Buying a good quality import pool table can be a great way to entertain at home. The problem is knowing the good qualities from the bad. There are several key aspects of a pool table’s construction and each one plays an important role in the playability of the table. The most important quality of a pool table is the cabinet or frame. The cabinet is what supports the slate. Slate is the large, very heavy, flat surface that is underneath the billiard cloth, or felt as it’s commonly called. The slate liner that is permanently attached to the slate serves several functions. Its primary function allows the pool table installer to staple/install the felt. But even more important, is its role in leveling the playing surface or slate bed. American Heritage Pool tables (which by the way are imported from Malaysia, not made in the USA) use a large 51 by 95-inch piece of MDF, also known as particleboard (which is screwed into the top of their cabinets) as a foundation to which the slates are supposed to be leveled upon.

As a pool table installer myself, I typically use wedges to level/shim the slate bed. The leveling wedges are used to manipulate and raise each piece of slate independently to achieve a perfectly level and flat playing surface. The problem I have with American Heritage tables is by the time I’ve gotten the slate bed nice and level, the slates are usually raised up by as much as a quarter of an inch from their unattached slate liner. This opens up a whole new can of worms. Because of the short slate screws they use and the flimsy, three-quarter-inch thick (cabinet attached) slate liner, there is only about a half of an inch of thread that’s actually anchored into the liner.
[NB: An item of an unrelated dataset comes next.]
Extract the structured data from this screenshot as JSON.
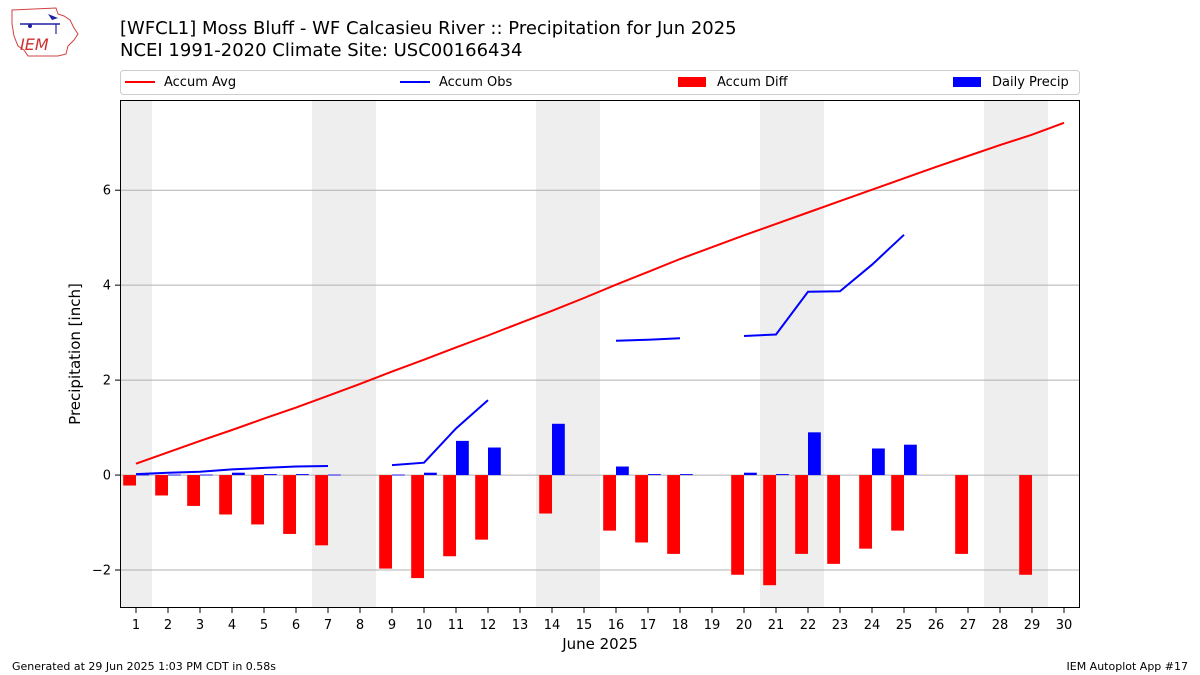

What I think sets Fischer and C.L. Bailey pool table construction miles apart from American Heritage is the fact that Fischer and C.L. Bailey use a two-inch-thick piece of solid wood that is securely mounted to, and runs the perimeter of the pool table’s cabinet. Fischer and C.L. Bailey’s slate screws are three inches long and by the time that the slate bed is perfectly leveled, there’s at least an inch and a half of thread anchoring the slates to the cabinet. Pure and simple, it’s a much better way of securing the slates to the pool table cabinet. Which in the long run will result in your pool table remaining level and playing true.